II - Castigo dos pecados do padre

 Consideremos agora o castigo, que tem de ser proporcionado à gravidade do seu pecado.S. João Crisóstomo tem por condenado o padre que no tempo do seu sacerdócio comete um só pecado mortal: Se pecardes como particular, será menor o vosso castigo; se pecais no sacerdócio, estais perdido. São em verdade terríveis as ameaças, que o Senhor profere pela boca de Jeremias contra os padres que pecam: Estão manchados o profeta e o sacerdote, e eu encontrei na minha casa a iniqüidade deles, diz o Senhor. Por isso o seu caminho será como um atalho escorregadio e coberto de trevas; hão de impeli-los e cairão. Que esperança de vida poderíeis dar a quem caminhasse à borda dum precipício, em terreno escorregadio e às escuras, sem ver onde punha os pés, e ao mesmo tempo impelido fortemente para o abismo por seus inimigos? Tal é o estado desgraçado a que se encontra reduzido o padre que comete um pecado mortal.

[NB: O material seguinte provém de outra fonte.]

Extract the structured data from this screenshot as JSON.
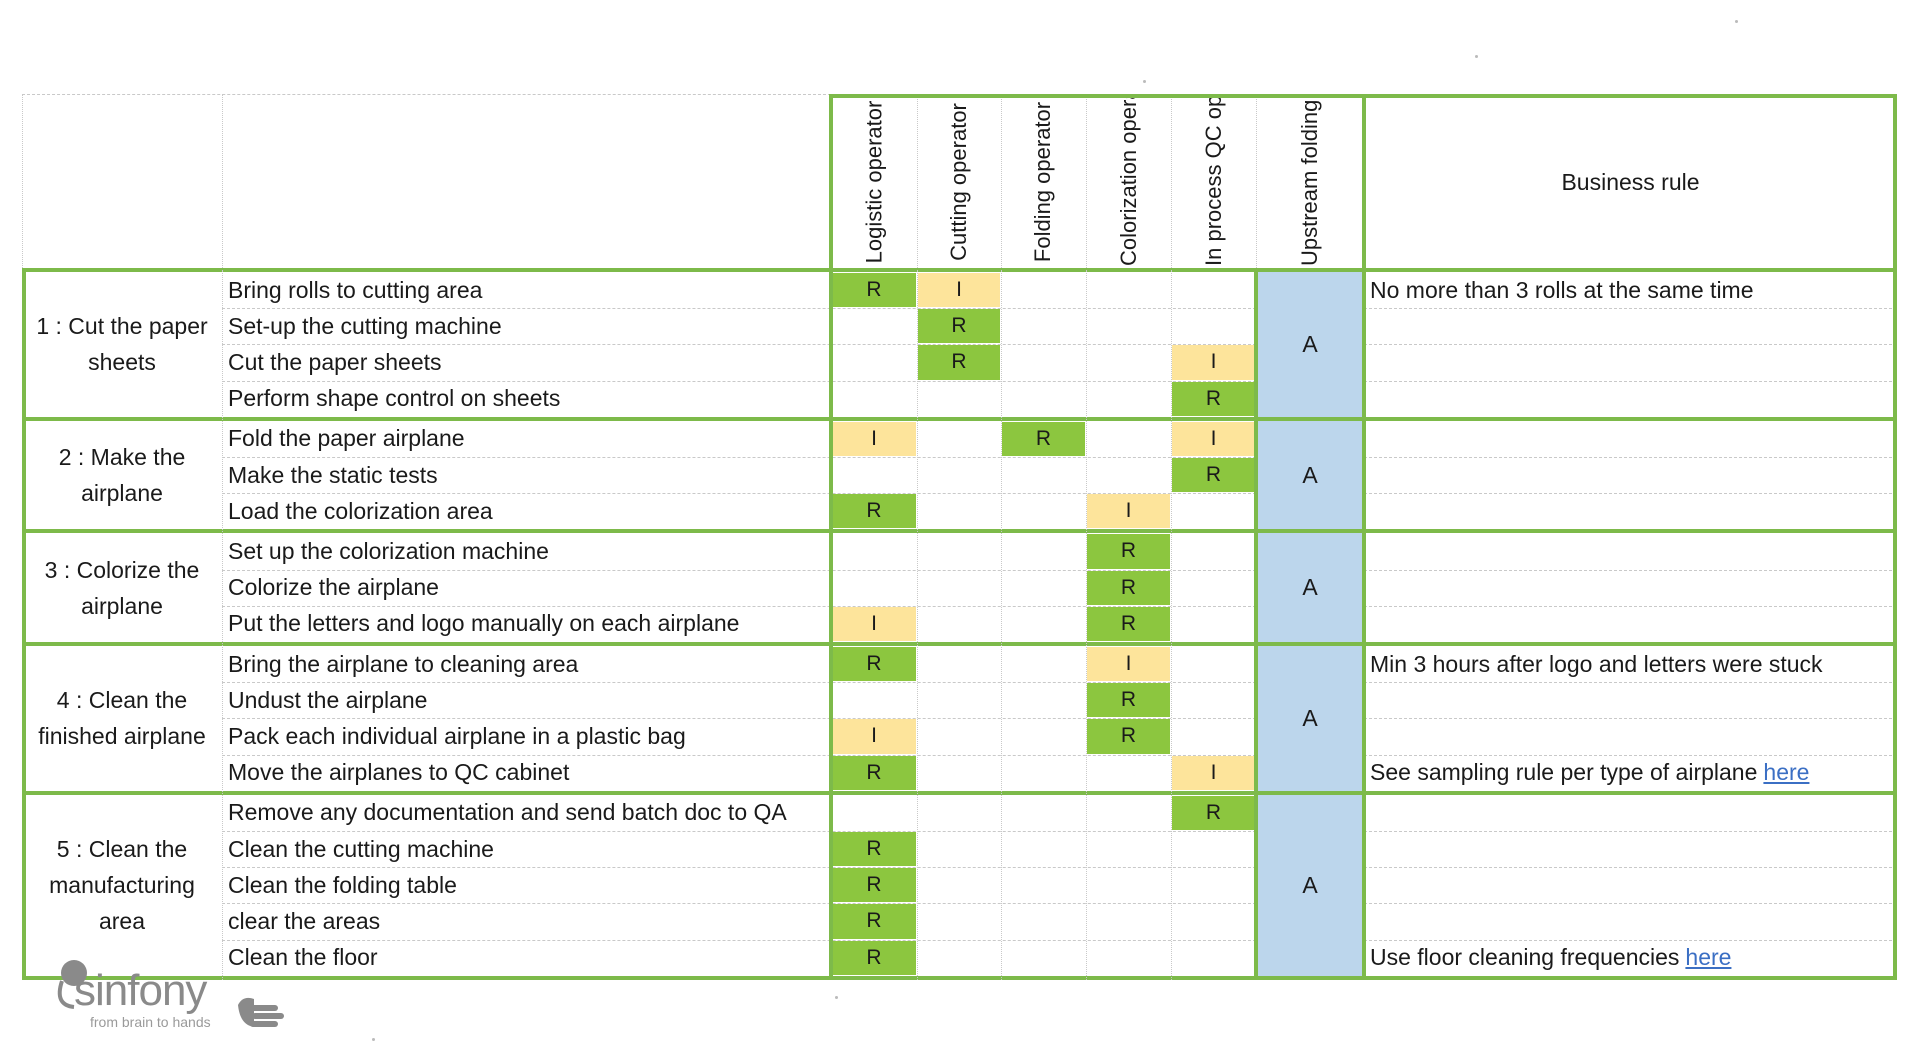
{
  "colors": {
    "responsible": "#8cc63f",
    "informed": "#fde49b",
    "accountable": "#bcd6ec",
    "border": "#7dba4a",
    "link": "#3b6fc4"
  },
  "header": {
    "roles": [
      "Logistic operator",
      "Cutting operator",
      "Folding operator",
      "Colorization operator",
      "In process QC operator",
      "Upstream folding area supervisor"
    ],
    "business_rule": "Business rule"
  },
  "groups": [
    {
      "label": "1 : Cut the paper sheets",
      "accountable": "A",
      "tasks": [
        {
          "activity": "Bring rolls to cutting area",
          "raci": [
            "R",
            "I",
            "",
            "",
            ""
          ],
          "rule": "No more than 3 rolls at the same time",
          "rule_link": ""
        },
        {
          "activity": "Set-up the cutting machine",
          "raci": [
            "",
            "R",
            "",
            "",
            ""
          ],
          "rule": "",
          "rule_link": ""
        },
        {
          "activity": "Cut the paper sheets",
          "raci": [
            "",
            "R",
            "",
            "",
            "I"
          ],
          "rule": "",
          "rule_link": ""
        },
        {
          "activity": "Perform shape control on sheets",
          "raci": [
            "",
            "",
            "",
            "",
            "R"
          ],
          "rule": "",
          "rule_link": ""
        }
      ]
    },
    {
      "label": "2 : Make the airplane",
      "accountable": "A",
      "tasks": [
        {
          "activity": "Fold the paper airplane",
          "raci": [
            "I",
            "",
            "R",
            "",
            "I"
          ],
          "rule": "",
          "rule_link": ""
        },
        {
          "activity": "Make the static tests",
          "raci": [
            "",
            "",
            "",
            "",
            "R"
          ],
          "rule": "",
          "rule_link": ""
        },
        {
          "activity": "Load the colorization area",
          "raci": [
            "R",
            "",
            "",
            "I",
            ""
          ],
          "rule": "",
          "rule_link": ""
        }
      ]
    },
    {
      "label": "3 : Colorize the airplane",
      "accountable": "A",
      "tasks": [
        {
          "activity": "Set up the colorization machine",
          "raci": [
            "",
            "",
            "",
            "R",
            ""
          ],
          "rule": "",
          "rule_link": ""
        },
        {
          "activity": "Colorize the airplane",
          "raci": [
            "",
            "",
            "",
            "R",
            ""
          ],
          "rule": "",
          "rule_link": ""
        },
        {
          "activity": "Put the letters and logo manually on each airplane",
          "raci": [
            "I",
            "",
            "",
            "R",
            ""
          ],
          "rule": "",
          "rule_link": ""
        }
      ]
    },
    {
      "label": "4 : Clean the finished airplane",
      "accountable": "A",
      "tasks": [
        {
          "activity": "Bring the airplane to cleaning area",
          "raci": [
            "R",
            "",
            "",
            "I",
            ""
          ],
          "rule": "Min 3 hours after logo and letters were stuck",
          "rule_link": ""
        },
        {
          "activity": "Undust the airplane",
          "raci": [
            "",
            "",
            "",
            "R",
            ""
          ],
          "rule": "",
          "rule_link": ""
        },
        {
          "activity": "Pack each individual airplane in a plastic bag",
          "raci": [
            "I",
            "",
            "",
            "R",
            ""
          ],
          "rule": "",
          "rule_link": ""
        },
        {
          "activity": "Move the airplanes to QC cabinet",
          "raci": [
            "R",
            "",
            "",
            "",
            "I"
          ],
          "rule": "See sampling rule per type of airplane",
          "rule_link": "here"
        }
      ]
    },
    {
      "label": "5 : Clean the manufacturing area",
      "accountable": "A",
      "tasks": [
        {
          "activity": "Remove any documentation and send batch doc to QA",
          "raci": [
            "",
            "",
            "",
            "",
            "R"
          ],
          "rule": "",
          "rule_link": ""
        },
        {
          "activity": "Clean the cutting machine",
          "raci": [
            "R",
            "",
            "",
            "",
            ""
          ],
          "rule": "",
          "rule_link": ""
        },
        {
          "activity": "Clean the folding table",
          "raci": [
            "R",
            "",
            "",
            "",
            ""
          ],
          "rule": "",
          "rule_link": ""
        },
        {
          "activity": "clear the areas",
          "raci": [
            "R",
            "",
            "",
            "",
            ""
          ],
          "rule": "",
          "rule_link": ""
        },
        {
          "activity": "Clean the floor",
          "raci": [
            "R",
            "",
            "",
            "",
            ""
          ],
          "rule": "Use floor cleaning frequencies",
          "rule_link": "here"
        }
      ]
    }
  ],
  "logo": {
    "name": "sinfony",
    "tagline": "from brain to hands",
    "icon": "hand-icon"
  }
}
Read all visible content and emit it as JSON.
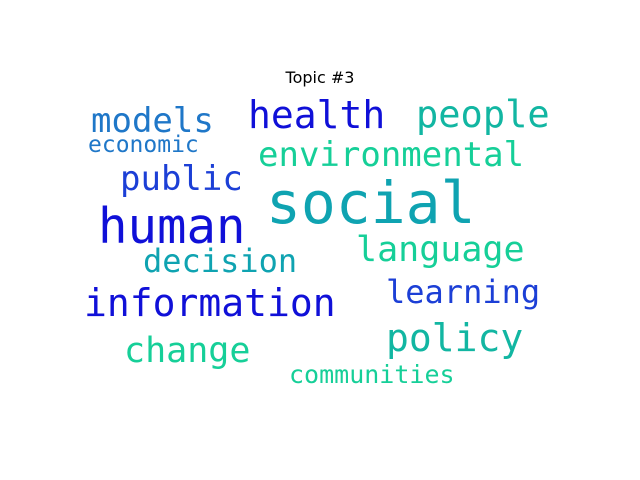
{
  "title": "Topic #3",
  "colors": {
    "deep_blue": "#1010d8",
    "blue": "#1c3fd6",
    "steel_blue": "#1f77c8",
    "teal": "#0fa3b1",
    "aqua": "#12b6a2",
    "mint": "#16cf98"
  },
  "words": [
    {
      "text": "social",
      "color": "#0fa3b1"
    },
    {
      "text": "human",
      "color": "#1010d8"
    },
    {
      "text": "information",
      "color": "#1010d8"
    },
    {
      "text": "health",
      "color": "#1010d8"
    },
    {
      "text": "environmental",
      "color": "#16cf98"
    },
    {
      "text": "people",
      "color": "#12b6a2"
    },
    {
      "text": "language",
      "color": "#16cf98"
    },
    {
      "text": "models",
      "color": "#1f77c8"
    },
    {
      "text": "public",
      "color": "#1c3fd6"
    },
    {
      "text": "decision",
      "color": "#0fa3b1"
    },
    {
      "text": "learning",
      "color": "#1c3fd6"
    },
    {
      "text": "policy",
      "color": "#12b6a2"
    },
    {
      "text": "change",
      "color": "#16cf98"
    },
    {
      "text": "economic",
      "color": "#1f77c8"
    },
    {
      "text": "communities",
      "color": "#16cf98"
    }
  ]
}
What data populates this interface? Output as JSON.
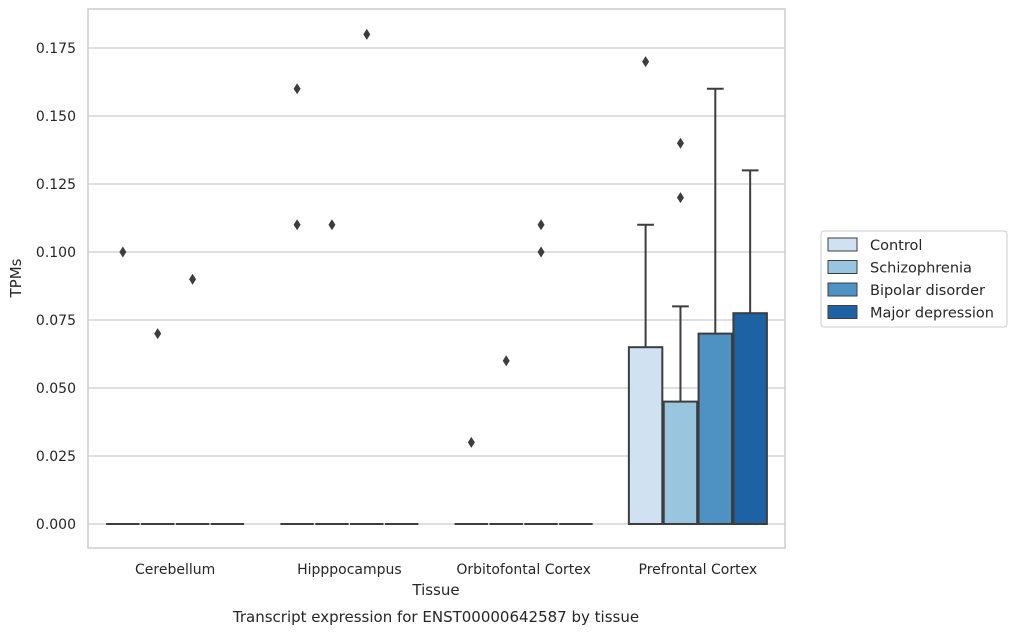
{
  "chart_data": {
    "type": "box",
    "title": "",
    "xlabel": "Tissue",
    "ylabel": "TPMs",
    "caption": "Transcript expression for ENST00000642587 by tissue",
    "ylim": [
      -0.009,
      0.19
    ],
    "yticks": [
      "0.000",
      "0.025",
      "0.050",
      "0.075",
      "0.100",
      "0.125",
      "0.150",
      "0.175"
    ],
    "categories": [
      "Cerebellum",
      "Hipppocampus",
      "Orbitofontal Cortex",
      "Prefrontal Cortex"
    ],
    "grid": "horizontal",
    "legend_position": "center-right",
    "series": [
      {
        "name": "Control",
        "color": "#d0e1f1",
        "boxes": [
          {
            "q1": 0,
            "median": 0,
            "q3": 0,
            "whisker_low": 0,
            "whisker_high": 0,
            "outliers": [
              0.1
            ]
          },
          {
            "q1": 0,
            "median": 0,
            "q3": 0,
            "whisker_low": 0,
            "whisker_high": 0,
            "outliers": [
              0.16,
              0.11
            ]
          },
          {
            "q1": 0,
            "median": 0,
            "q3": 0,
            "whisker_low": 0,
            "whisker_high": 0,
            "outliers": [
              0.03
            ]
          },
          {
            "q1": 0,
            "median": 0,
            "q3": 0.065,
            "whisker_low": 0,
            "whisker_high": 0.11,
            "outliers": [
              0.17
            ]
          }
        ]
      },
      {
        "name": "Schizophrenia",
        "color": "#99c5df",
        "boxes": [
          {
            "q1": 0,
            "median": 0,
            "q3": 0,
            "whisker_low": 0,
            "whisker_high": 0,
            "outliers": [
              0.07
            ]
          },
          {
            "q1": 0,
            "median": 0,
            "q3": 0,
            "whisker_low": 0,
            "whisker_high": 0,
            "outliers": [
              0.11
            ]
          },
          {
            "q1": 0,
            "median": 0,
            "q3": 0,
            "whisker_low": 0,
            "whisker_high": 0,
            "outliers": [
              0.06
            ]
          },
          {
            "q1": 0,
            "median": 0,
            "q3": 0.045,
            "whisker_low": 0,
            "whisker_high": 0.08,
            "outliers": [
              0.14,
              0.12
            ]
          }
        ]
      },
      {
        "name": "Bipolar disorder",
        "color": "#4d92c3",
        "boxes": [
          {
            "q1": 0,
            "median": 0,
            "q3": 0,
            "whisker_low": 0,
            "whisker_high": 0,
            "outliers": [
              0.09
            ]
          },
          {
            "q1": 0,
            "median": 0,
            "q3": 0,
            "whisker_low": 0,
            "whisker_high": 0,
            "outliers": [
              0.18
            ]
          },
          {
            "q1": 0,
            "median": 0,
            "q3": 0,
            "whisker_low": 0,
            "whisker_high": 0,
            "outliers": [
              0.11,
              0.1
            ]
          },
          {
            "q1": 0,
            "median": 0,
            "q3": 0.07,
            "whisker_low": 0,
            "whisker_high": 0.16,
            "outliers": []
          }
        ]
      },
      {
        "name": "Major depression",
        "color": "#1d62a4",
        "boxes": [
          {
            "q1": 0,
            "median": 0,
            "q3": 0,
            "whisker_low": 0,
            "whisker_high": 0,
            "outliers": []
          },
          {
            "q1": 0,
            "median": 0,
            "q3": 0,
            "whisker_low": 0,
            "whisker_high": 0,
            "outliers": []
          },
          {
            "q1": 0,
            "median": 0,
            "q3": 0,
            "whisker_low": 0,
            "whisker_high": 0,
            "outliers": []
          },
          {
            "q1": 0,
            "median": 0,
            "q3": 0.0775,
            "whisker_low": 0,
            "whisker_high": 0.13,
            "outliers": []
          }
        ]
      }
    ],
    "colors": {
      "axis_frame": "#cccccc",
      "grid": "#cccccc",
      "box_edge": "#3d3d3d",
      "outlier": "#3d3d3d"
    }
  }
}
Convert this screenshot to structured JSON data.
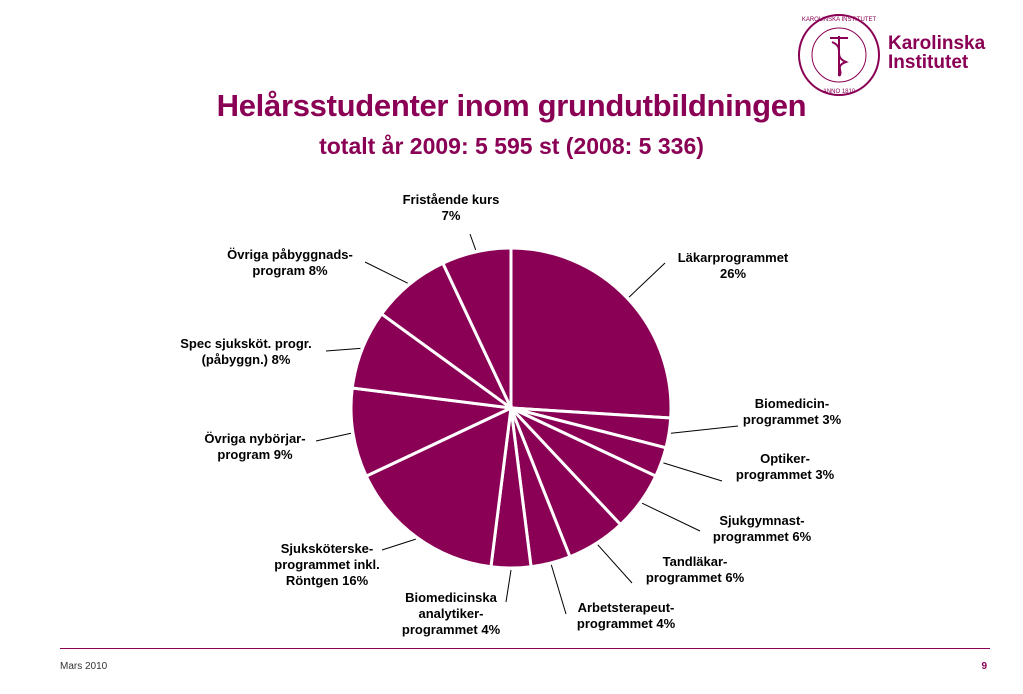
{
  "logo": {
    "text_line1": "Karolinska",
    "text_line2": "Institutet",
    "seal_text": "KAROLINSKA INSTITUTET · ANNO 1810"
  },
  "header": {
    "title": "Helårsstudenter inom grundutbildningen",
    "subtitle": "totalt år 2009: 5 595 st  (2008: 5 336)"
  },
  "chart_data": {
    "type": "pie",
    "colors": {
      "slice": "#8a0054",
      "border": "#ffffff",
      "leader": "#000000"
    },
    "slices": [
      {
        "label_lines": [
          "Läkarprogrammet",
          "26%"
        ],
        "value": 26
      },
      {
        "label_lines": [
          "Biomedicin-",
          "programmet 3%"
        ],
        "value": 3
      },
      {
        "label_lines": [
          "Optiker-",
          "programmet 3%"
        ],
        "value": 3
      },
      {
        "label_lines": [
          "Sjukgymnast-",
          "programmet 6%"
        ],
        "value": 6
      },
      {
        "label_lines": [
          "Tandläkar-",
          "programmet 6%"
        ],
        "value": 6
      },
      {
        "label_lines": [
          "Arbetsterapeut-",
          "programmet 4%"
        ],
        "value": 4
      },
      {
        "label_lines": [
          "Biomedicinska",
          "analytiker-",
          "programmet 4%"
        ],
        "value": 4
      },
      {
        "label_lines": [
          "Sjuksköterske-",
          "programmet inkl.",
          "Röntgen 16%"
        ],
        "value": 16
      },
      {
        "label_lines": [
          "Övriga nybörjar-",
          "program 9%"
        ],
        "value": 9
      },
      {
        "label_lines": [
          "Spec sjuksköt. progr.",
          "(påbyggn.) 8%"
        ],
        "value": 8
      },
      {
        "label_lines": [
          "Övriga påbyggnads-",
          "program 8%"
        ],
        "value": 8
      },
      {
        "label_lines": [
          "Fristående kurs",
          "7%"
        ],
        "value": 7
      }
    ]
  },
  "footer": {
    "left": "Mars 2010",
    "page": "9"
  }
}
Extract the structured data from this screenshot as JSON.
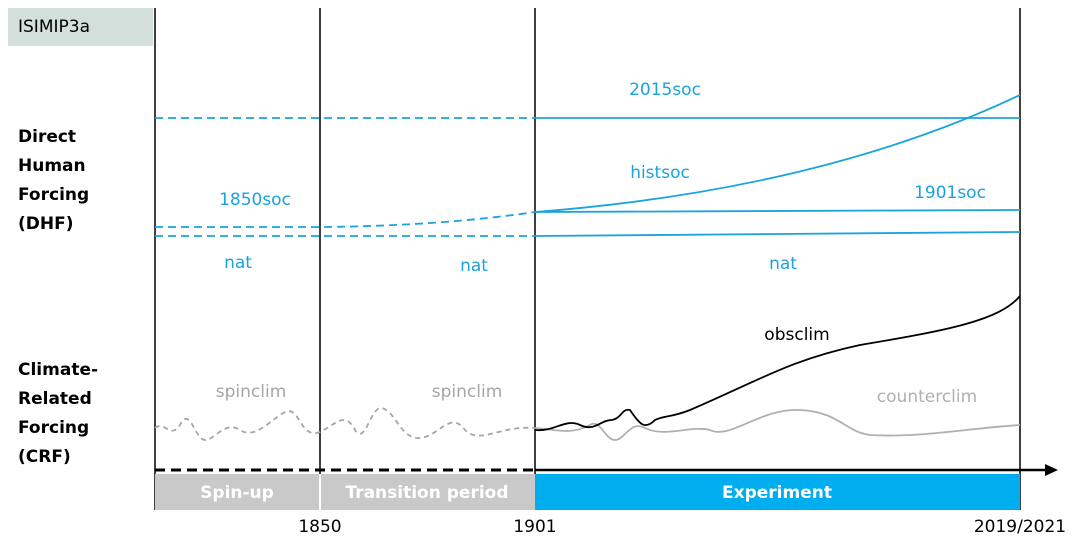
{
  "badge": "ISIMIP3a",
  "rows": [
    {
      "lines": [
        "Direct",
        "Human",
        "Forcing",
        "(DHF)"
      ]
    },
    {
      "lines": [
        "Climate-",
        "Related",
        "Forcing",
        "(CRF)"
      ]
    }
  ],
  "scenarios": {
    "soc2015": "2015soc",
    "histsoc": "histsoc",
    "soc1901": "1901soc",
    "soc1850": "1850soc",
    "nat": [
      "nat",
      "nat",
      "nat"
    ],
    "obsclim": "obsclim",
    "counterclim": "counterclim",
    "spinclim": [
      "spinclim",
      "spinclim"
    ]
  },
  "phases": [
    "Spin-up",
    "Transition period",
    "Experiment"
  ],
  "years": [
    "1850",
    "1901",
    "2019/2021"
  ]
}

 Lubricum in tenebris. Pecando, o padre perde a luz e cai nas trevas. Mais lhes valera, assegura S. Pedro, não ter conhecido o caminho da justiça, do que voltar atrás depois de o haver conhecido. Ó, sem dúvida, mais valia para um padre que peca ser antes um camponês ignorante, que nunca tivesse estudado coisa alguma; porque depois de tantos conhecimentos adquiridos, — pelos livros que leu, pelos oradores sagrados que ouviu, pelos diretores que teve — depois de tantas luzes recebidas de Deus, o desgraçado calca aos pés todas as graças, pecando, e merece que as luzes recebidas só sirvam para o tornar mais cego e impenitente. A maior ciência, diz S.Crisóstomo, dá lugar a mais severo castigo; se o pastor cometer os mesmos pecados que as suas ovelhas, não receberá o mesmo castigo, mas uma pena muito mais dura265. Um padre cometerá o mesmo pecado que os seculares; mas sofrerá um castigo muito maior, permanecerá mais profundamente cego que todos os outros; será punido conforme o anúncio do Profeta: Que vendo não o vejam, e ouvindo não compreendam!266
 É o que a experiência deixa ver, diz o autor da Obra imperfeita: Um secular, depois de pecar, facilmente se arrepende. Se assiste a uma missão, se ouve um sermão enérgico sobre alguma verdade eterna, — malícia do pecado, certeza da morte, rigor do juízo de Deus, penas do inferno, entra facilmente em si e volta-se para Deus; porque estas verdades, como coisas novas, tocam-no e penetram-no de temor. Mas quando um padre há calcado aos pés a graça de Deus, com todas as luzes e conhecimentos recebidos, — que impressão podem fazer ainda nele as verdades eternas e as ameaças das divinas Escrituras? Tudo quanto encerra a Escritura, continua o mesmo autor, é para ele uma coisa sediça de pouco valor; porque as coisas mais terríveis que lá se encontram, por muito lidas, já lhe não fazem impressão. Donde conclui que nada mais impossível que a emenda de quem sabe tudo e peca.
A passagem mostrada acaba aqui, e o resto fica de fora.